The Internal Revenue Service has awarded a contract to process tax return payments for the coming filing season to RBS Worldpay, a company that recently disclosed that a hacker break-in jeopardized financial data on 1.5 million payroll card holders and at least 1.1 million Social Security numbers.
The contract award comes a month after credit card giant Visa said RBS was no longer in compliance with the Payment Card Industry (PCI) security standards, a set of guidelines designed to protect cardholder data.
RBS spokesman Josh Passman said the company expects to be re-certified as PCI compliant “within the next few weeks.”
The contract awarded to RBS is a what’s known as a “zero dollar” contract, meaning the government doesn’t award a specific dollar amount. Rather, the approved vendor takes a convenience fee for each transaction it processes. According to a copy of the contract listed at fedbizopps.gov, RBS’s base convenience fee will be 1.95 percent of the amount the taxpayer owes the federal government.

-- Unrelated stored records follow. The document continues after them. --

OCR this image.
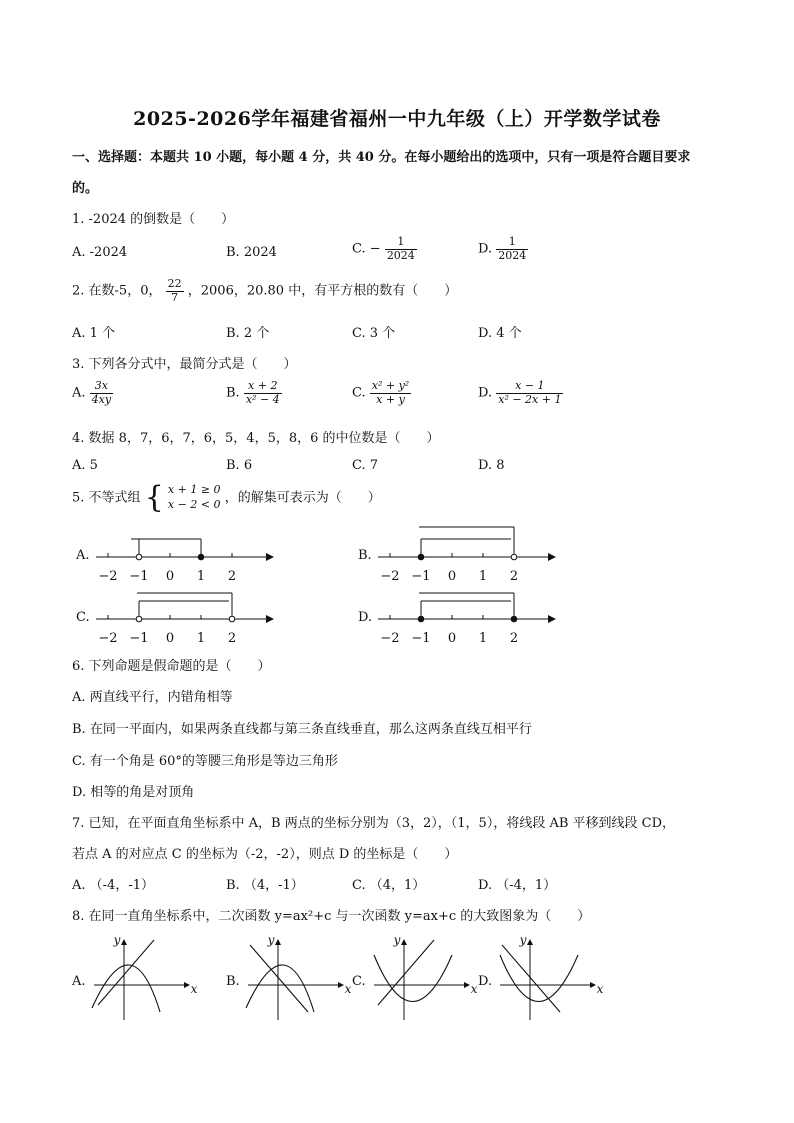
2025-2026学年福建省福州一中九年级（上）开学数学试卷
一、选择题：本题共 10 小题，每小题 4 分，共 40 分。在每小题给出的选项中，只有一项是符合题目要求
的。
1. -2024 的倒数是（　　）
A. -2024	B. 2024	C. − $\frac{1}{2024}$	D. $\frac{1}{2024}$
2. 在数-5，0， $\frac{22}{7}$ ，2006，20.80 中，有平方根的数有（　　）
A. 1 个	B. 2 个	C. 3 个	D. 4 个
3. 下列各分式中，最简分式是（　　）
A. $\frac{3x}{4xy}$	B. $\frac{x + 2}{\text{x² − 4}}$	C. $\frac{\text{x² + y²}}{x + y}$	D. $\frac{x - 1}{\text{x² − 2x + 1}}$
4. 数据 8，7，6，7，6，5，4，5，8，6 的中位数是（　　）
A. 5	B. 6	C. 7	D. 8
5. 不等式组 { x + 1 ≥ 0
x − 2 < 0 ，的解集可表示为（　　）
A.
−2 −1 0 1 2
B.
−2 −1 0 1 2
C.
−2 −1 0 1 2
D.
−2 −1 0 1 2
A.	x
y
B.	x
y
C.	x
y
D.	x
y
6. 下列命题是假命题的是（　　）
A. 两直线平行，内错角相等
B. 在同一平面内，如果两条直线都与第三条直线垂直，那么这两条直线互相平行
C. 有一个角是 60°的等腰三角形是等边三角形
D. 相等的角是对顶角
7. 已知，在平面直角坐标系中 A，B 两点的坐标分别为（3，2），（1，5），将线段 AB 平移到线段 CD，
若点 A 的对应点 C 的坐标为（-2，-2），则点 D 的坐标是（　　）
A. （-4，-1）	B. （4，-1）	C. （4，1）	D. （-4，1）
8. 在同一直角坐标系中，二次函数 y=ax²+c 与一次函数 y=ax+c 的大致图象为（　　）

IRS spokesman Anthony Burke said RBS will not be allowed to process credit card payments for taxpayers owing money to Uncle Sam until Jan. 20, 2010. Before that date, he said, RBS will not only have to show that it is once again PCI compliant, but that it also has passed the IRS’s own payment security audit.
“All service providers must undergo system acceptability testing,” Burke said. “We have a third-party who runs a series of tests on all of our providers to make sure their systems are security before they accept credit card payments” on behalf of taxpayers, he said.
The company will join two established payment processors approved by the IRS to process tax payments on behalf of the government: Nashville-based Link2Gov Corporation and Official Payments, out of San Ramon, Calif.
RBS Worldpay, based in Atlanta, is the U.S. payment-processing division of The Royal Bank of Scotland Group, the fifth biggest banking group in the world, according to the company’s Web site.